Kimball's wife Debbie feels certain the three mammals were there to protect the two men. And it comforts her.
"My husband and I shared dolphin gifts for years. He loved everything about the ocean," she said. "That is the way my husband would have wanted it. I'm sure he closed his eyes and was thankful he was surrounded by dolphins."
More than 200 private boats helped search the Gulf waters for the two lost firefighters.
Coast Guard crews combed the area for more than 80 hours from Saturday to Tuesday, scanning 40,000 square miles, an area equivalent to the state of Virginia. The cause of the accident still remains a mystery.
There were 4- to 5-foot seas. The wind was 10 to 15 knots and visibility was eight to 10 miles.
Shortly after finding the 18-foot bass boat 40 miles off the shore of Appalachicola, rescue crews located the bodies of the two men, who were still wearing life jackets. They were roughly eight miles from the boat. Hypothermia is believed to be the cause of death.
The families feel a special appreciation for the generosity of the folks at the Keaton Beach Marina, in Perry, Fla., and for the Alpharetta firefighters who were with them there: Ken Whitaker, Robby Rogers, Chip Garmon, Joe Popadics and Craig Schmitz.
Kimball's novel depicts fireman's storied career
By JENNIFER J. HOWARD
Jay Kimball's wife wants people to hear his voice the words he wrote in a manuscript about his 20-year career in emergency work.
What people may not know is that the late Alpharetta firefighter directed emergency response crews in the aftermath of the Oklahoma City bombing.
Kimball was sickened when he couldn't reach a man who was clearly dead three stories above because he wanted desperately for him to be transported back to his family.
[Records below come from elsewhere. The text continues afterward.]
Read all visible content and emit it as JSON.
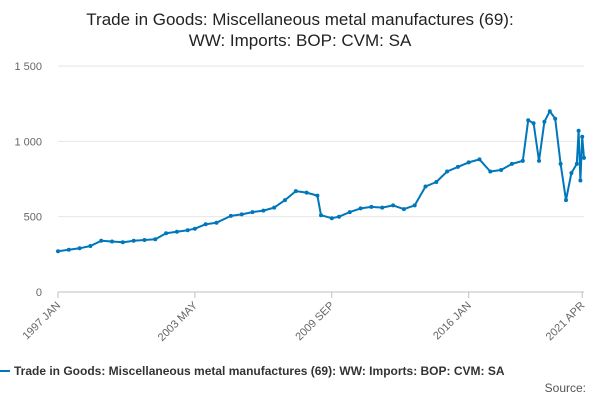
{
  "chart_data": {
    "type": "line",
    "title_line1": "Trade in Goods: Miscellaneous metal manufactures (69):",
    "title_line2": "WW: Imports: BOP: CVM: SA",
    "x_ticks": [
      "1997 JAN",
      "2003 MAY",
      "2009 SEP",
      "2016 JAN",
      "2021 APR"
    ],
    "y_ticks": [
      "0",
      "500",
      "1 000",
      "1 500"
    ],
    "ylim": [
      0,
      1500
    ],
    "grid": true,
    "legend_position": "bottom",
    "series": [
      {
        "name": "Trade in Goods: Miscellaneous metal manufactures (69): WW: Imports: BOP: CVM: SA",
        "color": "#0077bb",
        "points": [
          [
            "1997-01",
            270
          ],
          [
            "1997-07",
            280
          ],
          [
            "1998-01",
            290
          ],
          [
            "1998-07",
            305
          ],
          [
            "1999-01",
            340
          ],
          [
            "1999-07",
            335
          ],
          [
            "2000-01",
            330
          ],
          [
            "2000-07",
            340
          ],
          [
            "2001-01",
            345
          ],
          [
            "2001-07",
            350
          ],
          [
            "2002-01",
            390
          ],
          [
            "2002-07",
            400
          ],
          [
            "2003-01",
            410
          ],
          [
            "2003-05",
            420
          ],
          [
            "2003-11",
            450
          ],
          [
            "2004-05",
            460
          ],
          [
            "2005-01",
            505
          ],
          [
            "2005-07",
            515
          ],
          [
            "2006-01",
            530
          ],
          [
            "2006-07",
            540
          ],
          [
            "2007-01",
            560
          ],
          [
            "2007-07",
            610
          ],
          [
            "2008-01",
            670
          ],
          [
            "2008-07",
            660
          ],
          [
            "2009-01",
            640
          ],
          [
            "2009-03",
            510
          ],
          [
            "2009-09",
            490
          ],
          [
            "2010-01",
            500
          ],
          [
            "2010-07",
            530
          ],
          [
            "2011-01",
            555
          ],
          [
            "2011-07",
            565
          ],
          [
            "2012-01",
            560
          ],
          [
            "2012-07",
            575
          ],
          [
            "2013-01",
            550
          ],
          [
            "2013-07",
            575
          ],
          [
            "2014-01",
            700
          ],
          [
            "2014-07",
            730
          ],
          [
            "2015-01",
            800
          ],
          [
            "2015-07",
            830
          ],
          [
            "2016-01",
            860
          ],
          [
            "2016-07",
            880
          ],
          [
            "2017-01",
            800
          ],
          [
            "2017-07",
            810
          ],
          [
            "2018-01",
            850
          ],
          [
            "2018-07",
            870
          ],
          [
            "2018-10",
            1140
          ],
          [
            "2019-01",
            1120
          ],
          [
            "2019-04",
            870
          ],
          [
            "2019-07",
            1130
          ],
          [
            "2019-10",
            1200
          ],
          [
            "2020-01",
            1150
          ],
          [
            "2020-04",
            850
          ],
          [
            "2020-07",
            610
          ],
          [
            "2020-10",
            790
          ],
          [
            "2021-01",
            850
          ],
          [
            "2021-02",
            1070
          ],
          [
            "2021-03",
            740
          ],
          [
            "2021-04",
            1030
          ],
          [
            "2021-05",
            890
          ]
        ]
      }
    ]
  },
  "footer": {
    "source_label": "Source:"
  }
}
It is the side of life few people see, and a side people in emergency service rarely discuss.
They hide behind humor and uphold the image of strength that is expected of them while continuing to work hard to save lives.
Jay Kimball's wife wants to see her husband's work published, even if it is only for the eyes of other people in emergency services. It is a story about EMS life a fictionalized biography of sorts.
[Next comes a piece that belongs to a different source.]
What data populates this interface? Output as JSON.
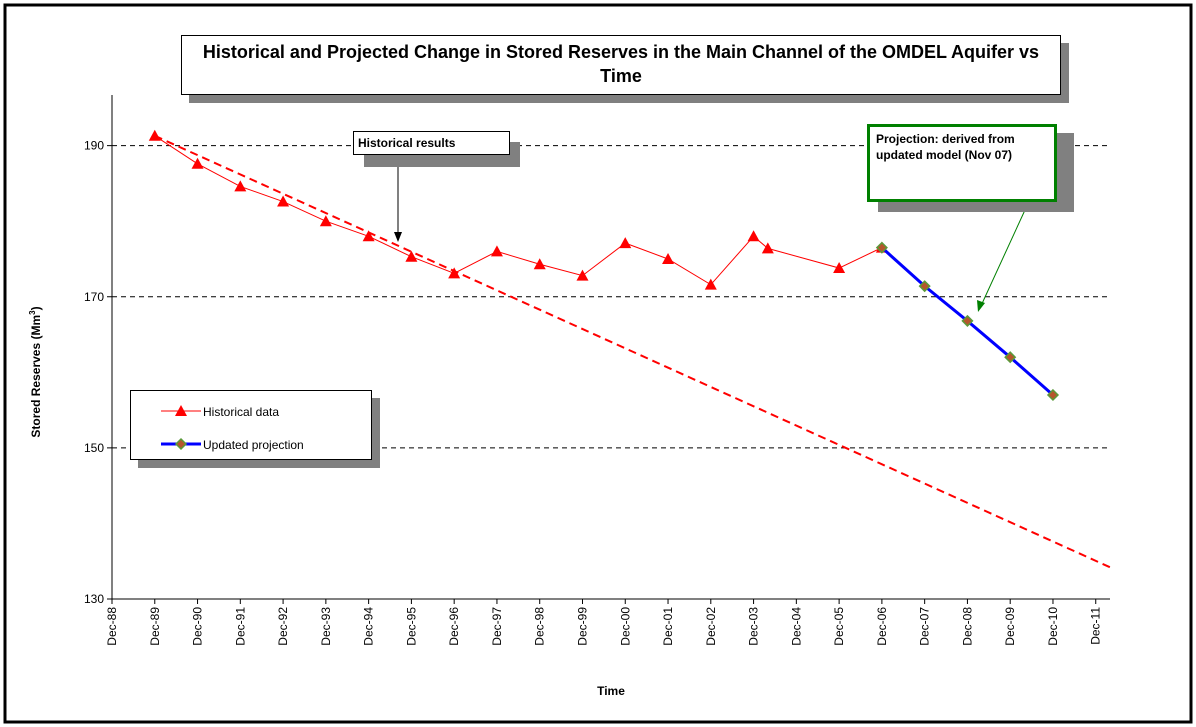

"What the manuscript is is the biography of his life on the street for 20 years and all the things he saw as a paramedic and firefighter," Kimball's wife Debbie said.
The couple, who met in Indianapolis 10 years ago, were living in Tulsa when the bomb went off. Kimball was paged and there began one of the most distressing weeks of his life.
"He would call me from down there in tears. There was a 2-mile square block of devastation. It looked like Beruit. My company let us out of work and we stood in line for seven hours to give blood and we all did," she said. "It had a profound affect on him. That's what affected him most these young children who never got to live a life."
As for Timothy McVeigh's delayed execution, Debbie said she knows her husband is furious.
"He wanted to strap a bomb to his butt in the desert and cover him with honey and let him wonder when it was going to go off," she said. "He saw what this man did and the book encompasses that."
Kimball also responded to the cat walk collapse at the Hyatt Regency Hotel in Kansas City. The horror he saw is indescribable.
Debbie, who works as a technical advisor and software instructor for Cintech Solutions, hopes to have at least 100 copies published for other firefighters and those working in emergency services.
"Jay was just a guy who gave a darn about people," she said.